Coronavirus : le gouvernement critiqué pour une campagne sur les réseaux sociaux
Entre campagne de sensibilisation et communication politique, la limite est ténue. Le gouvernement tchèque et la poignée d’influenceurs engagés pour une campagne d’information sur la crise sanitaire l’ont appris à leurs dépens.
Tout commence jeudi 28 janvier, avec une vidéo.
On y voit une jeune femme déambuler dans les couloirs du siège du gouvernement façon visite privée. Plus loin, un jeune homme en décrit les extérieurs. « Et là-bas, c’est la fenêtre du bureau du Premier ministre », expliquent-ils.
En dépit des apparences, les deux visiteurs ne sont pas des touristes. Leur métier consiste à créer du contenu sur Instagram, Youtube ou encore TikTok, le plus souvent en partenariat avec des marques, qui les rémunèrent pour faire la promotion de certains produits auprès de leur communauté – d’où le titre « d’influenceurs ». La jeune femme s’appelle Anna Šulcová, elle est suivie par un demi-million de personnes sur Youtube, et plus de 800 000 sur Instagram. Son acolyte s’appelle Jakub Gulab. Il a 22 ans et se décrit comme un « influenceur, spécialiste de contenu, conseiller en marketing indépendant ».
Dans le cadre de cette campagne dans laquelle ils font figure de relai auprès de leur public, ils répondent à une commande du gouvernement tchèque. Sept très courtes capsules ont été postées sur le réseau social TikTok. En dix secondes à peine, un influenceur pose une question à un médecin sur le coronavirus. L’objectif défendu par le gouvernement : lutter contre les fausses informations qui circulent autour du virus. Parmi les experts interrogés figurent l’actuel et l’ancien ministre de la Santé, respectivement Jan Blatný et Roman Prymula.
Le retour de bâton suite à l’annonce de cette campagne a été cinglant : de nombreux Tchèques se sont dits choqués par le mode de communication choisi et le coût de l’opération, 500 000 couronnes (environ 20 000 euros). Selon le gouvernement, cet argent ne sert pas à rémunérer les créateurs de contenus qui se disent tous deux bénévoles dans l’affaire, mais doit servir à acheter des espaces publicitaires sur Instagram, Youtube et TikTok de manière à mettre en avant les vidéos.
Le youtubeur aux 800 000 abonnés surnommé Kovy – qui ne participe pas à la campagne - a fait part de son mécontentement dans un message ironique posté sur Twitter :
« Pardon, cela fait huit ans que je m’efforce de ne pas m’exprimer sur ce genre de choses, mais il faut être à côté de la plaque pour consacrer 500 000 couronnes issues des finances publiques pour une campagne en faveur du gouvernement sur TikTok. Surtout en ce moment, quand l’Etat s’endette pour plusieurs décennies. C’est merveilleux de découvrir ce que l’on fait de nos impôts. »

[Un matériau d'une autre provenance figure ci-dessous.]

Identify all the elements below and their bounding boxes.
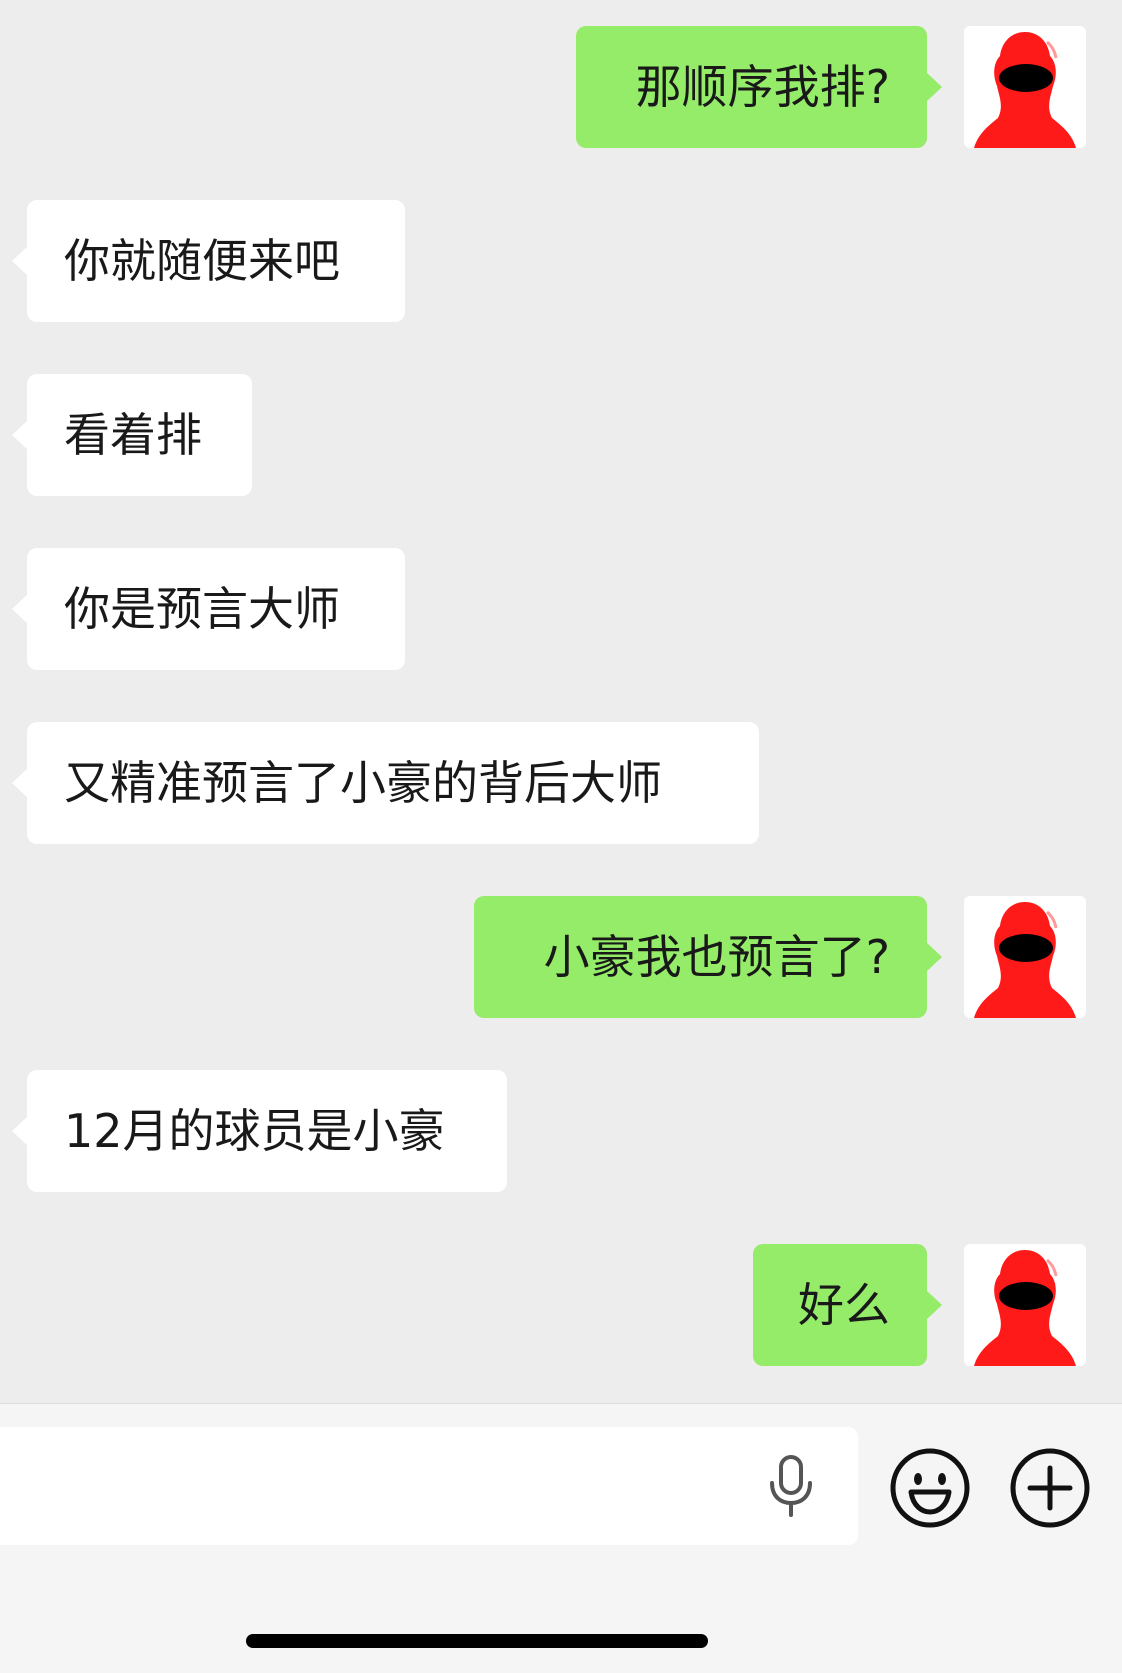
- chat-area: 那顺序我排? 你就随便来吧 看着排 你是预言大师 又精准预言了小豪的背后大师 小…: [0, 0, 1122, 1403]
- input-bar: [0, 1403, 1122, 1673]
- red-figure-icon: [974, 902, 1076, 1018]
- user-avatar[interactable]: [964, 1244, 1086, 1366]
- message-bubble-outgoing[interactable]: 好么: [753, 1244, 942, 1366]
- home-indicator: [246, 1634, 708, 1648]
- message-bubble-incoming[interactable]: 你是预言大师: [12, 548, 405, 670]
- message-bubble-outgoing[interactable]: 那顺序我排?: [576, 26, 942, 148]
- microphone-icon[interactable]: [766, 1453, 816, 1519]
- message-bubble-incoming[interactable]: 又精准预言了小豪的背后大师: [12, 722, 759, 844]
- message-bubble-outgoing[interactable]: 小豪我也预言了?: [474, 896, 942, 1018]
- message-bubble-incoming[interactable]: 12月的球员是小豪: [12, 1070, 507, 1192]
- emoji-icon[interactable]: [888, 1446, 972, 1530]
- user-avatar[interactable]: [964, 26, 1086, 148]
- message-bubble-incoming[interactable]: 看着排: [12, 374, 252, 496]
- message-bubble-incoming[interactable]: 你就随便来吧: [12, 200, 405, 322]
- red-figure-icon: [974, 1250, 1076, 1366]
- message-input[interactable]: [0, 1427, 858, 1545]
- user-avatar[interactable]: [964, 896, 1086, 1018]
- red-figure-icon: [974, 32, 1076, 148]
- plus-icon[interactable]: [1008, 1446, 1092, 1530]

Autre zone d’ombre, comme le rapporte le site d’information HlídacíPes.org, le gouvernement a versé le demi-million de couronnes en question à une société créée en novembre dernier par l’influenceur Jakub Gulab. Car si celui-ci n’est pas rémunéré pour la création des vidéos, ne le sera-t-il pas en revanche via le travail de sa société pour diffuser massivement ces vidéos ? Autre question légitime que les critiques se posent : pourquoi le gouvernement n’a-t-il pas payé directement lui-même les publicités ?
La création d’un compte gouvernemental sur TikTok a également suscité de nombreuses critiques, car ce réseau social plus particulièrement prisé par un très jeune public appartient à une société chinoise.
Face à la polémique, Jakub Gulab, qui se défend en affirmant avoir voulu rendre service au gouvernement en ces temps difficiles et que sa démarche partait d’une bonne intention. Il a réagi sur les réseaux sociaux vendredi dernier :
« Nous avons été très déçus de voir les réactions qu’a suscitées notre offre d’aide et c’est pourquoi nous avons décidé de refuser le soutien médiatique. Nous n’utiliserons que la visibilité organique, l’argent pour le financement d’espaces publicitaires ne sera pas dépensé. »
A défaut de devenir virales, ces vidéos connaissent un début relativement timide sur TikTok. Ce mercredi, le compte « Strakovka », du nom du siège du gouvernement, n’était encore suivi que par environ 16 500 utilisateurs. Pas exactement donc une campagne de promotion à succès.